I first encountered this error when starting Konqueror or Firefox on sites which load many graphics. My KDE processes start to hang in disk state one after the next until the whole desktop hard locks. If I switch from X to the console I can login as root, but not as user, and check with "ps axuw" that some processes hang in disk state. Switching back to X hard locks the machine, only SSH logins as root are possible then. Reboot hangs. I can do Alt+SysRq+I, ...+S, +U to unmount the partitions and then reboot without filesystem corruptions. CPU-intensive programs like games (Neverwinter Nights, Quake 4, Doom 3) work although they do intensive IO from time to time. But desktop apps which load many small files in a short time (Konqueror, Firefox) make the system block. I first thought it's related to my home partition being on NFSv4 but I got the same problem on my laptop which does not do IO on any NFS mounts. But it is much more harder to reproduce there. Both systems have in common that filesystems are on XFS. The only way to fix it was to go back to gentoo-sources-2.6.22-r9. There have been no unusual syslog or dmesg entries before or during the time the hanging processes appear. Usually only KDE processes hang in disk state. Only one time I saw a login process hanging in disk state. I cannot tell if this happens with other filesystems because all my system are on XFS. If you need more info please tell me. Reproducible: Sometimes Steps to Reproduce: 1. Install gentoo-sources-2.6.23-r3 on a system with XFS filesystems. 2. Run IO intensive applications which do many small IO actions in a short time, e.g. Konqueror or Firefox on web pages with many images Actual Results: Sometimes the web browser gets stuck in disk state, other processes supporting the desktop follow, until the whole desktop stops responding. Expected Results: Should work without problems as it did before gentoo-sources-2.6.23 series. System partitions on XFS, /boot on reiserfs3, /home on NFSv4 on first machine, /home on XFS on second machine. Firefox and Konqueror cache are symlinked to local mounts (XFS). I suppose NFS has nothing to do with this. No unusual dmesg or syslog entries do appear.

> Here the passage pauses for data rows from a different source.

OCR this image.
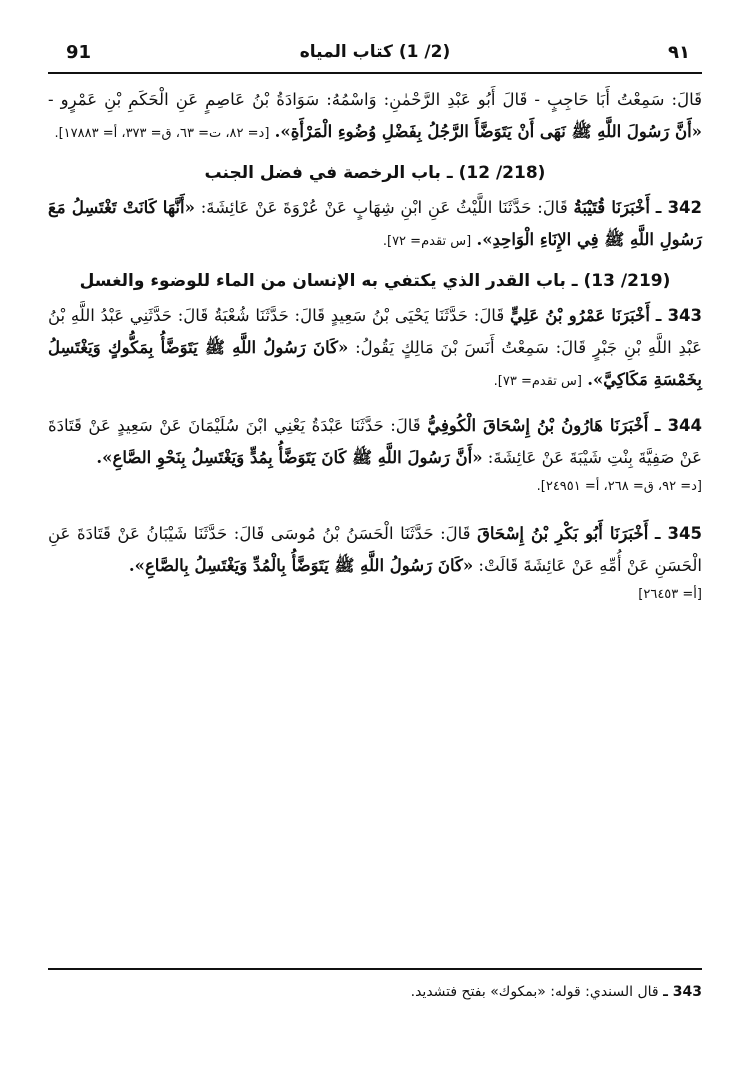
91	(2/ 1) كتاب المياه	٩١

قَالَ: سَمِعْتُ أَبَا حَاجِبٍ - قَالَ أَبُو عَبْدِ الرَّحْمٰنِ: وَاسْمُهُ: سَوَادَةُ بْنُ عَاصِمٍ عَنِ الْحَكَمِ بْنِ عَمْرٍو - «أَنَّ رَسُولَ اللَّهِ ﷺ نَهَى أَنْ يَتَوَضَّأَ الرَّجُلُ بِفَضْلِ وُضُوءِ الْمَرْأَةِ». [د= ٨٢، ت= ٦٣، ق= ٣٧٣، أ= ١٧٨٨٣].

(218/ 12) ـ باب الرخصة في فضل الجنب

342 ـ أَخْبَرَنَا قُتَيْبَةُ قَالَ: حَدَّثَنَا اللَّيْثُ عَنِ ابْنِ شِهَابٍ عَنْ عُرْوَةَ عَنْ عَائِشَةَ: «أَنَّهَا كَانَتْ تَغْتَسِلُ مَعَ رَسُولِ اللَّهِ ﷺ فِي الإِنَاءِ الْوَاحِدِ». [س تقدم= ٧٢].

(219/ 13) ـ باب القدر الذي يكتفي به الإنسان من الماء للوضوء والغسل

343 ـ أَخْبَرَنَا عَمْرُو بْنُ عَلِيٍّ قَالَ: حَدَّثَنَا يَحْيَى بْنُ سَعِيدٍ قَالَ: حَدَّثَنَا شُعْبَةُ قَالَ: حَدَّثَنِي عَبْدُ اللَّهِ بْنُ عَبْدِ اللَّهِ بْنِ جَبْرٍ قَالَ: سَمِعْتُ أَنَسَ بْنَ مَالِكٍ يَقُولُ: «كَانَ رَسُولُ اللَّهِ ﷺ يَتَوَضَّأُ بِمَكُّوكٍ وَيَغْتَسِلُ بِخَمْسَةِ مَكَاكِيَّ». [س تقدم= ٧٣].

344 ـ أَخْبَرَنَا هَارُونُ بْنُ إِسْحَاقَ الْكُوفِيُّ قَالَ: حَدَّثَنَا عَبْدَةُ يَعْنِي ابْنَ سُلَيْمَانَ عَنْ سَعِيدٍ عَنْ قَتَادَةَ عَنْ صَفِيَّةَ بِنْتِ شَيْبَةَ عَنْ عَائِشَةَ: «أَنَّ رَسُولَ اللَّهِ ﷺ كَانَ يَتَوَضَّأُ بِمُدٍّ وَيَغْتَسِلُ بِنَحْوِ الصَّاعِ».

[د= ٩٢، ق= ٢٦٨، أ= ٢٤٩٥١].

345 ـ أَخْبَرَنَا أَبُو بَكْرِ بْنُ إِسْحَاقَ قَالَ: حَدَّثَنَا الْحَسَنُ بْنُ مُوسَى قَالَ: حَدَّثَنَا شَيْبَانُ عَنْ قَتَادَةَ عَنِ الْحَسَنِ عَنْ أُمِّهِ عَنْ عَائِشَةَ قَالَتْ: «كَانَ رَسُولُ اللَّهِ ﷺ يَتَوَضَّأُ بِالْمُدِّ وَيَغْتَسِلُ بِالصَّاعِ».

[أ= ٢٦٤٥٣]
343 ـ قال السندي: قوله: «بمكوك» بفتح فتشديد.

Trying the latest gentoo-sources-2.6.23-r6 changes the behaviour but the system still becomes unresponsive. Process now aren't shown to be in disk state when I look at ps or top but the system still comes to a full stop during intensive IO operations (not bulk transfers) as described before. Maybe this helps tracking down the problem to some patches involved during changes from r3 -> r6.
A similar problem was discussed extensively on the upstream mailing lists for 2.6.23.X. Can you test with gentoo-sources-2.6.24-r2 and if the problem persists, please test with the latest development kernel which is 2.6.25-rc2 as of this comment.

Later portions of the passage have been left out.